Ken Jones, Chief Film Critic
At this point, we’re now a little over two months removed from Avengers: Endgame and the mammoth achievement of that movie being a critical and commercial success, sticking the landing in a way that has proven elusive to so many stories told over multiple films. Spider-Man: Far From Home is the sequel to Spider-Man: Homecoming, but also to Endgame as well. The studio heads at Marvel have made a point of saying that it is the final film in Phase 3 of the MCU.
Picking up in the wake of the end of Endgame, Peter Parker (Tom Holland) and the world are still picking up the pieces of what they call “The Blip” when half the universe returned five years after being wiped out by Thanos. Reintegration is one thing, but so is living with the ramifications of Endgame. The film opens with an all-too-earnest tribute video on the school TV station mourning the heroes lost and also reflecting on some of the difficulty of reintegrating people who had disappeared and reappeared.
There’s a Stark-sized hole (still trying to avoid spoilers) in the world in the wake of Endgame, and the world is wondering if Spider-Man is going to step in and fill that void. Peter is reluctant to be much more than a friendly neighborhood Spider-Man. He is also eager to take a break and enjoy his school trip to Europe, a trip he hopes will lead to him and MJ growing closer.
The smartest thing that Marvel did with the MCU was to graft their stories onto existing movie templates. Captain America: Winter Soldier is an espionage movie, Ant-Man is a heist movie, and Spider-Man: Homecoming is an 80s teen comedy, a la John Hughes. Spider-Man: Far From Home is an 80s teen rom-com, replete with all the appropriate tropes. There is the plan to woo the girl, the trusty sidekick (Ned, played by Jacob Batalan) who has reservations about the plan (and gets his own romantic side plot), the apparent rival for the girl’s affections, and ultimately nothing really going according to plan.

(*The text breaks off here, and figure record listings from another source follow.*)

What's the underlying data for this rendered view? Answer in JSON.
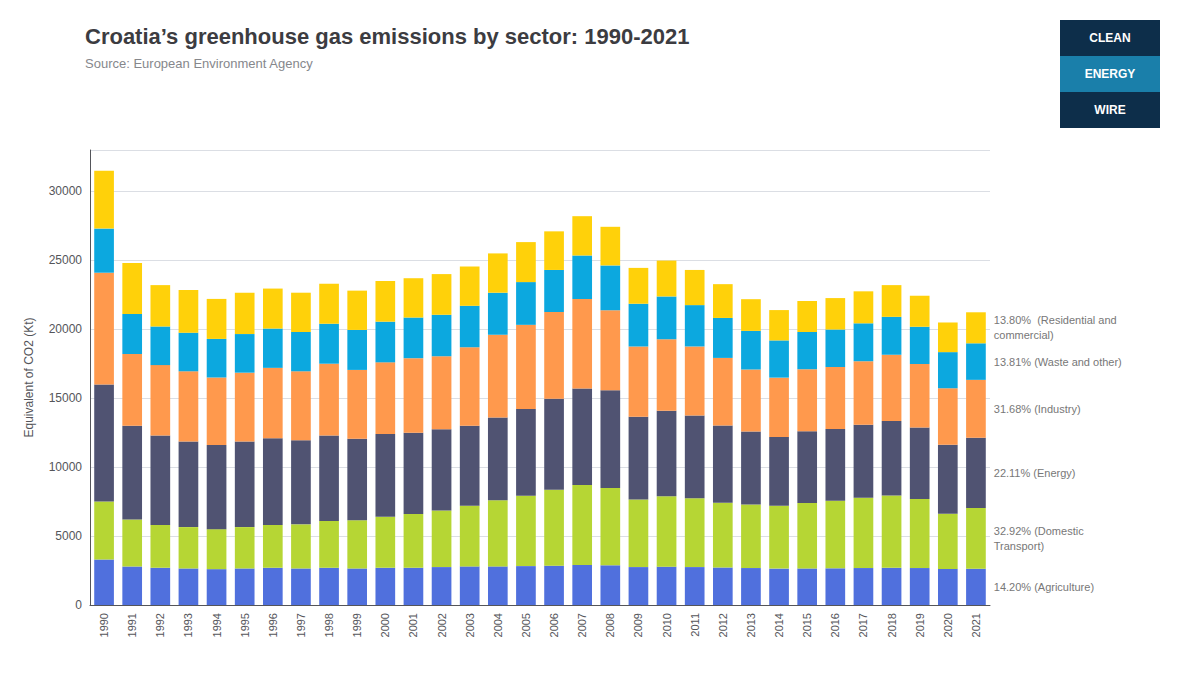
{
  "chart_data": {
    "type": "bar",
    "stacked": true,
    "title": "Croatia’s greenhouse gas emissions by sector: 1990-2021",
    "subtitle": "Source: European Environment Agency",
    "ylabel": "Equivalent of CO2 (Kt)",
    "annotations": [
      "CLEAN",
      "ENERGY",
      "WIRE"
    ],
    "categories": [
      1990,
      1991,
      1992,
      1993,
      1994,
      1995,
      1996,
      1997,
      1998,
      1999,
      2000,
      2001,
      2002,
      2003,
      2004,
      2005,
      2006,
      2007,
      2008,
      2009,
      2010,
      2011,
      2012,
      2013,
      2014,
      2015,
      2016,
      2017,
      2018,
      2019,
      2020,
      2021
    ],
    "series": [
      {
        "name": "14.20% (Agriculture)",
        "values": [
          3300,
          2800,
          2700,
          2650,
          2600,
          2650,
          2700,
          2650,
          2700,
          2650,
          2700,
          2700,
          2750,
          2800,
          2800,
          2820,
          2850,
          2900,
          2880,
          2750,
          2780,
          2750,
          2720,
          2680,
          2640,
          2650,
          2660,
          2680,
          2700,
          2680,
          2620,
          2630
        ]
      },
      {
        "name": "32.92% (Domestic\nTransport)",
        "values": [
          4200,
          3400,
          3100,
          3000,
          2900,
          3000,
          3100,
          3200,
          3400,
          3500,
          3700,
          3900,
          4100,
          4400,
          4800,
          5100,
          5500,
          5800,
          5600,
          4900,
          5100,
          5000,
          4700,
          4600,
          4550,
          4750,
          4900,
          5100,
          5250,
          5000,
          4000,
          4400
        ]
      },
      {
        "name": "22.11% (Energy)",
        "values": [
          8500,
          6800,
          6500,
          6200,
          6100,
          6200,
          6300,
          6100,
          6200,
          5900,
          6000,
          5900,
          5900,
          5800,
          6000,
          6300,
          6600,
          7000,
          7100,
          6000,
          6200,
          6000,
          5600,
          5300,
          5000,
          5200,
          5200,
          5300,
          5400,
          5200,
          5000,
          5100
        ]
      },
      {
        "name": "31.68% (Industry)",
        "values": [
          8100,
          5200,
          5100,
          5100,
          4900,
          5000,
          5100,
          5000,
          5200,
          5000,
          5200,
          5400,
          5300,
          5700,
          6000,
          6100,
          6300,
          6500,
          5800,
          5100,
          5200,
          5000,
          4900,
          4500,
          4300,
          4500,
          4500,
          4600,
          4800,
          4600,
          4100,
          4200
        ]
      },
      {
        "name": "13.81% (Waste and other)",
        "values": [
          3200,
          2900,
          2800,
          2800,
          2800,
          2800,
          2850,
          2850,
          2900,
          2900,
          2950,
          2950,
          3000,
          3000,
          3050,
          3100,
          3050,
          3150,
          3250,
          3100,
          3100,
          3000,
          2900,
          2800,
          2700,
          2700,
          2720,
          2750,
          2750,
          2700,
          2620,
          2650
        ]
      },
      {
        "name": "13.80%  (Residential and\ncommercial)",
        "values": [
          4200,
          3700,
          3000,
          3100,
          2900,
          3000,
          2900,
          2850,
          2900,
          2850,
          2950,
          2850,
          2950,
          2850,
          2850,
          2900,
          2800,
          2850,
          2800,
          2600,
          2600,
          2550,
          2450,
          2300,
          2200,
          2250,
          2280,
          2320,
          2300,
          2250,
          2150,
          2250
        ]
      }
    ],
    "ylim": [
      0,
      33000
    ],
    "yticks": [
      0,
      5000,
      10000,
      15000,
      20000,
      25000,
      30000
    ],
    "grid": true
  }
}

Part of nothing going right about the trip is in the form of Nick Fury (Samuel L. Jackson) wanting to recruit Spider-Man’s assistance in fighting alongside a new guy on the scene in the form of Quentin Beck (Jake Gyllenhaal), aka Mysterio. Mysterio’s appearance is due to a disruption in the Multiverse, multiple version of Earth in different dimensions, something hinted at in Doctor Strange, and his arrival also coincides with malevolent forces known as Elementals appearing and wreaking havoc on cities. Mysterio seems equal to the task, and he also isn’t a 16-year-old kid, so Peter is strongly inclined to cede the mantle of protecting the Earth to him.
The use and execution of Mysterio as a character is mostly well done. He’s long been one of the better villains in the Spidey rogues’ gallery, known for his power of deception and illusion. It’s interesting to see him positioned as a potential hero when he is first introduced. For viewers in the know, there is a lingering question of whether he should be trusted at all or if there will be something that happens during the film to turn him into a villain.
I’m a huge fan of Holland’s performance as Spider-Man and Peter Parker across multiple films now, but Gyllenhaal’s performance really stands out to me. Gyllenhaal has always been a solid actor, but his big blockbuster moments have always been lacking (The Day After Tomorrow and Prince of Persia: The Sands of Time). This decade he has molded himself into one of the great actors of his generation, most memorably as Louis Bloom in Nightcrawler. His arrival in the MCU, especially as this character and with some of the lines he is given about how you need to wear a cape to get people’s attention now, seem like meta commentary from the actor as much as the screenwriters. Something tells me that was part of the draw with the role for him.
Some aspects of the film were a bit clunky and not adequately explained; in particular, the tech behind the damage caused by the Elementals. Most of this film made me a complete fanboy all over again for Spider-Man, easily my favorite superhero growing up as a kid. There’s a running joke throughout the movie about what to call Peter’s “Spidey Sense” that starts with Aunt May (Maris Tomei) and continues with Happy (Jon Favreau); in fact, developing this Spidey Sense is an integral part of the storyline by the end. The film does a solid job of blending the personal stakes of putting Peter’s friends and classmates in harms way with the superhero stakes of defeating a foe and saving a city.
Overlooking the occasional misstep, Spider-Man: Far From Home is a fun continuation of the story of this iteration of Spider-Man. Tom Holland has pretty much cemented his place as the best Spider-Man we’ve had. Jake Gyllenhaal makes a great Mysterio. And there’s a well-executed romantic storyline between Holland’s Peter and Zendaya’s MJ. The film also ties into previous MCU movies and offers a glimpse in the post-credits of what could be ahead for the MCU. I’m looking forward to it.